Setelah Liliana dengan penuh keyakinan memberitahu bahwa dirinya pernah berada di Jepang dan bahwa penulis buku berjudul "Dia yang Memberiku Semangat" dengan nama penulis Sean adalah orang yang dia cintai, keluarga Shinomiya segera bertindak.
Kakek Liliana memerintahkan seluruh jaringan keluarga dari detektif pribadi hingga koneksi dalam dunia penerbitan dan literasi, untuk melacak keberadaan penulis tersebut.
Seluruh data perpustakaan, penerbit besar, catatan penulis independen, hingga jejak digital di forum dan media sosial diakses secara menyeluruh. Mereka bahkan menyusuri toko-toko buku lokal dan internasional, berharap menemukan informasi sekecil apa pun tentang keberadaan penulis bernama Sean.
Namun, 24 jam telah berlalu dan hasilnya, tidak ada, tidak ada penulis bernama Sean yang pernah menerbitkan buku berjudul Dia yang Memberiku Semangat.
Bahkan buku itu sendiri seolah tak pernah tercatat dalam katalog manapun. Seakan-akan buku itu hanya ada di dalam dunia mimpi.
Liliana duduk diam di pojok ruangan dengan buku itu di pelukannya, matanya tampak kosong menatap ke depan.
Hatinya mulai diliputi rasa takut. Jika dunia Sean tidak tercatat di dunia ini, mungkinkah semua yang dia alami hanya mimpi panjang di masa tidurnya?
"Aku tidak salah, Sean itu nyata!" bisiknya, suaranya nyaris tak terdengar.
Demian dan sang kakek hanya bisa diam, saling bertukar pandang, bingung dan prihatin.
"Jika dunia itu benar-benar ada." gumam kakeknya, "Maka kita sedang berhadapan dengan sesuatu yang jauh lebih besar dari sekadar sejarah keluarga."

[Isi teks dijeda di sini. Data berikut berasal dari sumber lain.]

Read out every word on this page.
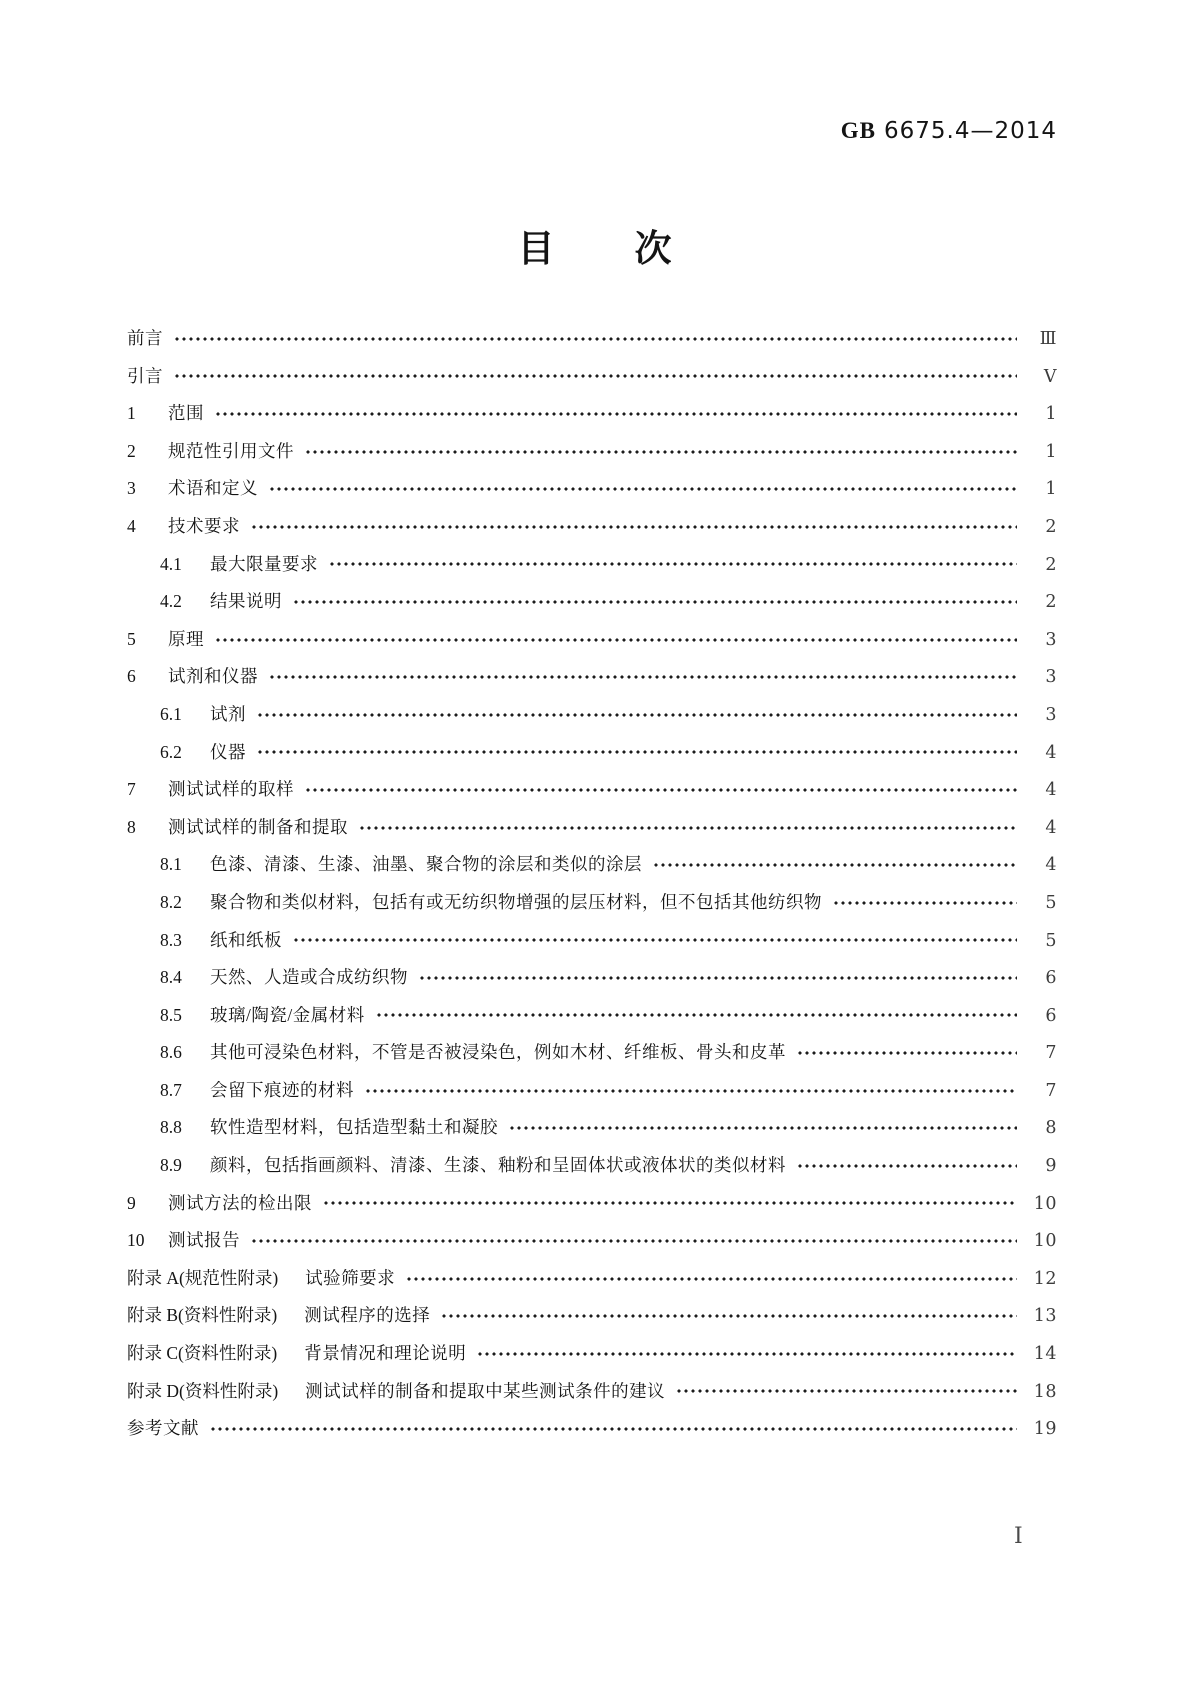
GB 6675.4—2014
目　　次
前言	Ⅲ
引言	Ⅴ
1	范围	1
2	规范性引用文件	1
3	术语和定义	1
4	技术要求	2
4.1	最大限量要求	2
4.2	结果说明	2
5	原理	3
6	试剂和仪器	3
6.1	试剂	3
6.2	仪器	4
7	测试试样的取样	4
8	测试试样的制备和提取	4
8.1	色漆、清漆、生漆、油墨、聚合物的涂层和类似的涂层	4
8.2	聚合物和类似材料，包括有或无纺织物增强的层压材料，但不包括其他纺织物	5
8.3	纸和纸板	5
8.4	天然、人造或合成纺织物	6
8.5	玻璃/陶瓷/金属材料	6
8.6	其他可浸染色材料，不管是否被浸染色，例如木材、纤维板、骨头和皮革	7
8.7	会留下痕迹的材料	7
8.8	软性造型材料，包括造型黏土和凝胶	8
8.9	颜料，包括指画颜料、清漆、生漆、釉粉和呈固体状或液体状的类似材料	9
9	测试方法的检出限	10
10	测试报告	10
附录 A(规范性附录) 试验筛要求	12
附录 B(资料性附录) 测试程序的选择	13
附录 C(资料性附录) 背景情况和理论说明	14
附录 D(资料性附录) 测试试样的制备和提取中某些测试条件的建议	18
参考文献	19
I
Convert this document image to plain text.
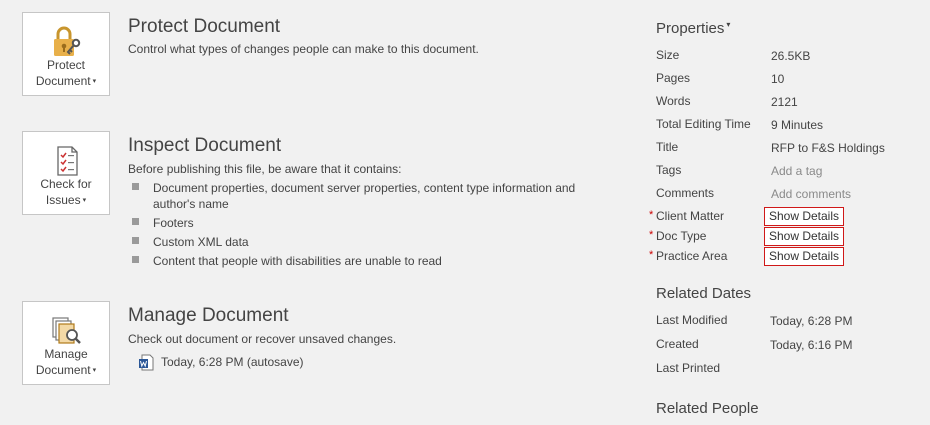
Protect
Document ▾
Protect Document
Control what types of changes people can make to this document.
Check for
Issues ▾
Inspect Document
Before publishing this file, be aware that it contains:
Document properties, document server properties, content type information and
author's name
Footers
Custom XML data
Content that people with disabilities are unable to read
Manage
Document ▾
Manage Document
Check out document or recover unsaved changes.
Today, 6:28 PM (autosave)
Properties ▾
Size	26.5KB
Pages	10
Words	2121
Total Editing Time 9 Minutes
Title	RFP to F&S Holdings
Tags	Add a tag
Comments	Add comments
* Client Matter	Show Details
* Doc Type	Show Details
* Practice Area	Show Details
Related Dates
Last Modified	Today, 6:28 PM
Created	Today, 6:16 PM
Last Printed
Related People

Liliana memejamkan mata, dan dalam keputusasaan, dengan suara pelan namun tulus, dia berkata:
"Jika hujan bisa membawaku padanya aku mohon, hujanlah sekali lagi..."
Namun langit musim panas tetap terang, bahkan tak ada awan tipis yang melintas.
Dan harapan Liliana mulai perlahan pudar.